Where no refuge is available, civil war and a collapse into racial or communal conflict seems the likely outcome. Survivalism will turn into a further disaster for biodiversity as hungry Humans kill and eat anything that moves. Including, perhaps, each other.
Invaders do not take kindly to residents denying them food. History suggests that if a stockpile is discovered, the householder and his family will be tortured and killed.

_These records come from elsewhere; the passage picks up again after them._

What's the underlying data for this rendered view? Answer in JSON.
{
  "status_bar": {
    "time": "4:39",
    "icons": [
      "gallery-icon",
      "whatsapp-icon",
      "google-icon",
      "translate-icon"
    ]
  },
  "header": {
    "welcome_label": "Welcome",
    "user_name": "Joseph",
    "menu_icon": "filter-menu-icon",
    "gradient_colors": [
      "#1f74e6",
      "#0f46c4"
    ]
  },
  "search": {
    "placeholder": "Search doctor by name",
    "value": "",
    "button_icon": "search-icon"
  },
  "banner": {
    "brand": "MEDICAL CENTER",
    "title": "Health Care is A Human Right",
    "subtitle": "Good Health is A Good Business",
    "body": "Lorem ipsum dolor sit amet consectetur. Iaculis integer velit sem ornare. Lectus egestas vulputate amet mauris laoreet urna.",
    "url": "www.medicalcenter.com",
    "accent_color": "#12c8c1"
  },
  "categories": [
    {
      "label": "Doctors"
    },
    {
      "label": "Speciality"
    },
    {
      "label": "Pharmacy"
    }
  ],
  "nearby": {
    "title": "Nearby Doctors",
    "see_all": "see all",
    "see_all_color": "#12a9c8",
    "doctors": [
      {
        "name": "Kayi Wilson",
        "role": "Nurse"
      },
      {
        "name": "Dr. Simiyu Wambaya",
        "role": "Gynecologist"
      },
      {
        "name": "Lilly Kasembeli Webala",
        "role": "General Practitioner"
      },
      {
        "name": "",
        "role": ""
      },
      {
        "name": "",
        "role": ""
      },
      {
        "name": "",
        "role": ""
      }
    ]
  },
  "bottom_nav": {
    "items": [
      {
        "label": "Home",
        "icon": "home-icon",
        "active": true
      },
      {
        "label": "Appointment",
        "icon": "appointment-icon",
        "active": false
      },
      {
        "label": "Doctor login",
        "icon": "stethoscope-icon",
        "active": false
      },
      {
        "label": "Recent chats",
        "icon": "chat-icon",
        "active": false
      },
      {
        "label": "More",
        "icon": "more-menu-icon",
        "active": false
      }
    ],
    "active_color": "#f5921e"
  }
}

Between five and six degrees warming, 95% of species are wiped out, an episode worst ever endured by life on Earth, the closest the planet will come to ending up a dead and desolate rock in space. On land, the only winners are fungi that flourish on dying trees and shrubs. At sea there are only losers. Warm water is a killer.
Beneath the oceans, another monster stirrs, Methane hydrate. Unlike CO2, methane is flammable. The ultimate nightmare, with oceanic methane eruptions near large population centres wiping out billions of people – in days. Burnt survivors battling over food, wandering far and wide from empty cities.
Then would come hydrogen sulphide from the stagnant oceans, it will be a silent killer. As the ozone layer came under assault, we will feel the sun’s rays burning into our skin, and the first cell mutations would be triggering outbreaks of cancer among anyone who survived.
Dante’s hell was a place of judgment, where humanity was for ever punished for its sins. With all the remaining forests burning, and the corpses of people, livestock and wildlife piling up in every continent, the six-degree World would be a harsh penalty.
For the mundane crime of burning fossil energy.